Today, some industry remains but much has been wiped out and much of the town (particularly the centre) seems drab and depressing. The travel writer Bill Bryon went as far as describing it in Notes from a Small Island as “the armpit of Cheshire”. And to be fair, he has a point. I visited the main shopping area on a Saturday afternoon and it seemed pretty quiet. Many units were boarded up and those that were trading did so from dreary post war concrete buildings, set in dingy precincts.

Crewe town centre

Part of the problem I think is that in recent years an out-of-town retail Grand Junction Retail Park has sprung up between the station and the town. When most Crewe Works was cleared in the mid 1980s, a Tesco Extra, other shops and amenities such as a health centre were built on the vacated land (Bombardier does still maintain a presence in Crewe, focusing largely on general maintenance and repairing damaged stock, but the operations are a shadow of what they used to be). The stores are actually quite good (I went in some myself), but as with elsewhere in the country they’ve sucked the life out of the town centre.

But could things be on the up for Crewe? I picked up a copy of the weekly Crewe Chronicle which announced in one of its lead stories that the town was “ready to shine” – in 2027 that is, once the first new HS2 trains stop at the new high speed hub, connecting Birmingham, Manchester and London. While the newspaper warned that it wasn’t the “pancea for regeneration and investment in Crewe it is a gilt-edged opportunity to improve infrastructure, attract better paid skilled jobs, quality and affordable housing, a considerably improved ‘quality of life’ for local and incoming families”.

Railway heritage

The town may no longer be the industrial hub that it once was, but the past has not been forgotten. Crewe Heritage Centre was opened by the Queen in 1987 on the former site of the London, Midland and Scotland Railway yard, part of Crewe Works, as a means of charting 150 years of history. While there is a heavy focus on the railways, the displays cover a range of other topics of town life ranging from pubs (of which there are many) to churches.

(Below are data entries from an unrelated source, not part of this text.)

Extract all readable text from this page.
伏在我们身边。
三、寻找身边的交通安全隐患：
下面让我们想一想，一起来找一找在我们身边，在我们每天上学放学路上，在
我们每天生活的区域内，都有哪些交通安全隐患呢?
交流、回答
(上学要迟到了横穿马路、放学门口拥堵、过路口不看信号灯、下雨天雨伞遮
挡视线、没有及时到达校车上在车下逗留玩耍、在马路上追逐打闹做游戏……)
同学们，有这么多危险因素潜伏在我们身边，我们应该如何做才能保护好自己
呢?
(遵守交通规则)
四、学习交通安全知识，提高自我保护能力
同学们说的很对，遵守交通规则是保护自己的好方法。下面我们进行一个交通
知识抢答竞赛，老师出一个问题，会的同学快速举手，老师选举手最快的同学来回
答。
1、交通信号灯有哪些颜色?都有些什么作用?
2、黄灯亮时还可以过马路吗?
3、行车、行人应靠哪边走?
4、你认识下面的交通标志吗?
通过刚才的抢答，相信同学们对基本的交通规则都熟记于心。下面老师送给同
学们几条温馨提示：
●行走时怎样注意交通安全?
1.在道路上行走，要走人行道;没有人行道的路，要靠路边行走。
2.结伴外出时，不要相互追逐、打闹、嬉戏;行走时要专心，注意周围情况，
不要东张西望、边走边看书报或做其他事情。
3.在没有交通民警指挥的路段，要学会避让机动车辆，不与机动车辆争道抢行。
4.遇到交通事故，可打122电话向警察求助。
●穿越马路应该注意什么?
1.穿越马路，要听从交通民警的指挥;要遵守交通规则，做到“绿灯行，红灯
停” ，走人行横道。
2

Only surviving full-sized Advanced Passenger Train is at Crewe Heritage Centre

When I visited there was a model railway exhibition being held in the main hall, with layouts depicting scenes from all over the world. Enthusiasts (largely middle and old age men!) were focused on concentrating intently on carefully shunting trains into their depots. But almost hidden away behind the models, I also enjoyed looking at some of the paintings from the regular collection: engines being built in the Crewe works and the hustle and bustle of passengers heading for their trains at the town’s station during the age of steam.

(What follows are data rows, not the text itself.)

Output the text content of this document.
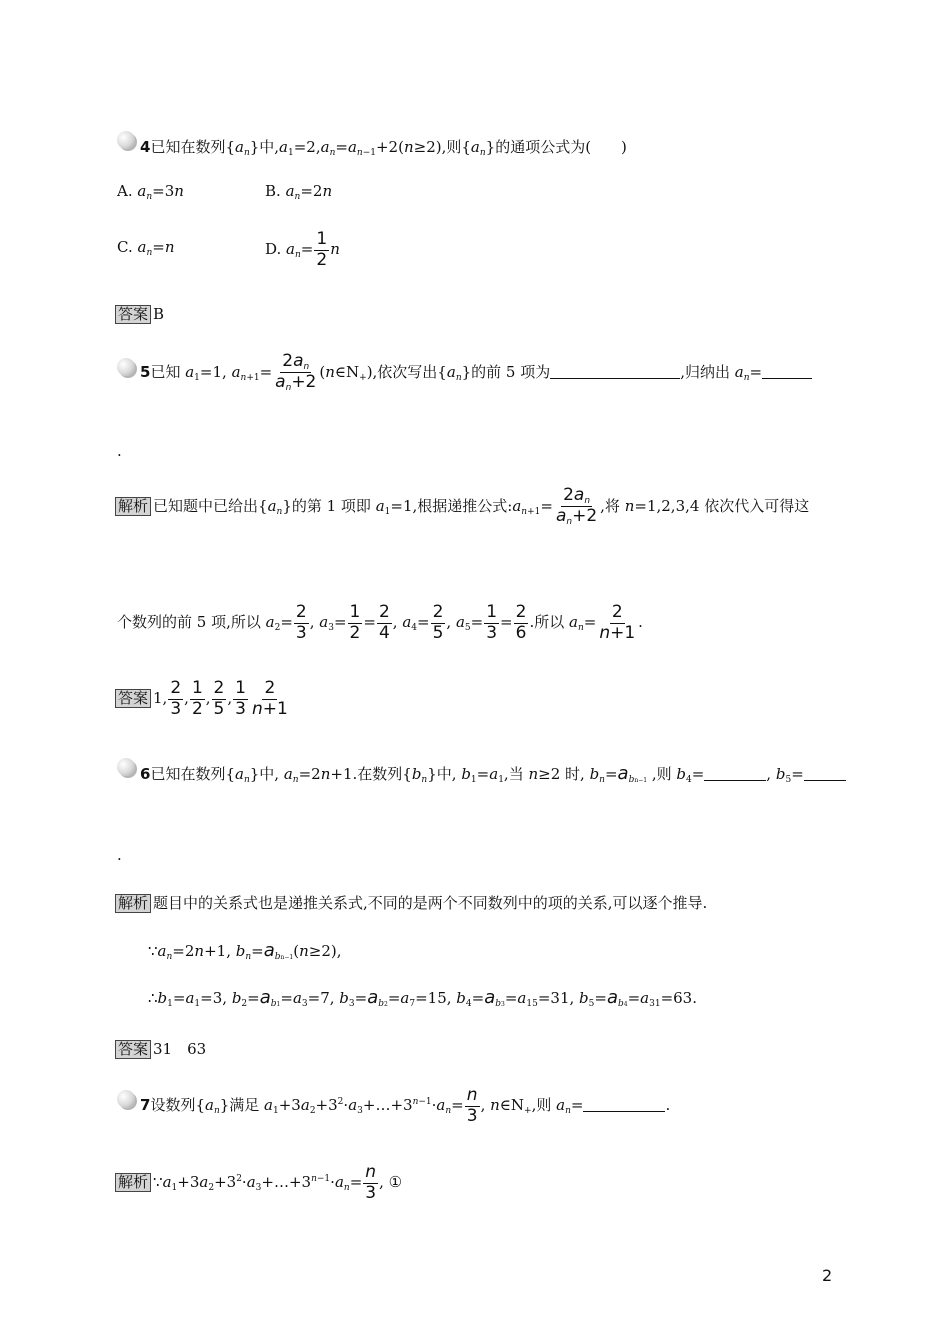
4已知在数列$\{a_n\}$中$,a_1=2,a_n=a_{n-1}+2(n\ge 2)$,则$\{a_n\}$的通项公式为(　　)
A. $a_n=3n$	B. $a_n=2n$
C. $a_n=n$	D. $a_n= \frac{1}{2}$ n
答案 B
5已知 $a_1=1$, $a_{n+1}= \frac{2a_n}{a_n+2}$ $(n\in N_+)$,依次写出$\{a_n\}$的前 5 项为	,归纳出 $a_n=$
.
解析 已知题中已给出$\{a_n\}$的第 1 项即 $a_1=1$,根据递推公式$:a_{n+1}= \frac{2a_n}{a_n+2}$ ,将 n=1,2,3,4 依次代入可得这
个数列的前 5 项,所以 $a_2= \frac{2}{3}$ , $a_3= \frac{1}{2} = \frac{2}{4}$ , $a_4= \frac{2}{5}$ , $a_5= \frac{1}{3} = \frac{2}{6}$ .所以 $a_n= \frac{2}{n+1}$ .
答案 1, $\frac{2}{3}$ , $\frac{1}{2}$ , $\frac{2}{5}$ , $\frac{1}{3} \frac{2}{n+1}$
6已知在数列$\{a_n\}$中, $a_n=2n+1$.在数列$\{b_n\}$中, $b_1=a_1$,当 n≥2 时, $b_n=a_{bn-1}$ ,则 $b_4=$	, $b_5=$
.
解析 题目中的关系式也是递推关系式,不同的是两个不同数列中的项的关系,可以逐个推导.
$\because a_n=2n+1$, $b_n=a_{bn-1}(n\ge 2)$,
$\therefore b_1=a_1=3$, $b_2=a_{b1}=a_3=7$, $b_3=a_{b2}=a_7=15$, $b_4=a_{b3}=a_{15}=31$, $b_5=a_{b4}=a_{31}=63$.
答案 31　63
7设数列$\{a_n\}$满足 $a_1+3a_2+3^2\cdot a_3+\dots+3^{n-1}\cdot a_n= \frac{n}{3}$ , $n\in N_+$,则 $a_n=$	.
解析 $\because a_1+3a_2+3^2\cdot a_3+\dots+3^{n-1}\cdot a_n= \frac{n}{3}$ , ①
2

Most of the activity at the Heritage Centre seemed to be focused on the old North Junction signal box, which contained aged machinery and a popular cafe, from which the smell of chips cooking wafted around the whole site. Upstairs train spotters were gathered on the open air viewing platform, poised with their cameras ready to capture trains heading along the Westcoast main line.

Inside old North Junction signal box

I also enjoyed having a nose around the carriages of the only surviving full-sized Advanced Passenger Train (APT) which brought pioneering tilting technology. Introduced in 1981, the Intercity service achieved the fastest ever journey time on the Euston to Glasgow route. But the fleet suffered a spate of technical problems and was never really a commercial success, not even seeing the decade out. The technology was however the starting point for developing Virgin’s Pendolino trains. Boarding the APT parked in Crewe was like a blast from the past, with seats covered in tartan and bitter on the pumps in the dated buffet car.

For children the miniature railway seemed to be the most popular attraction. But this wasn’t just something that had been installed to pull in the visitors; it originated from when the site was old works and were largely demolished in the 1980s. The railway was used to transport raw materials and finished goods around the various areas. Now it is keeping people of all ages entertained, as well as helping us remember the important contribution Crewe has made to the business of travel.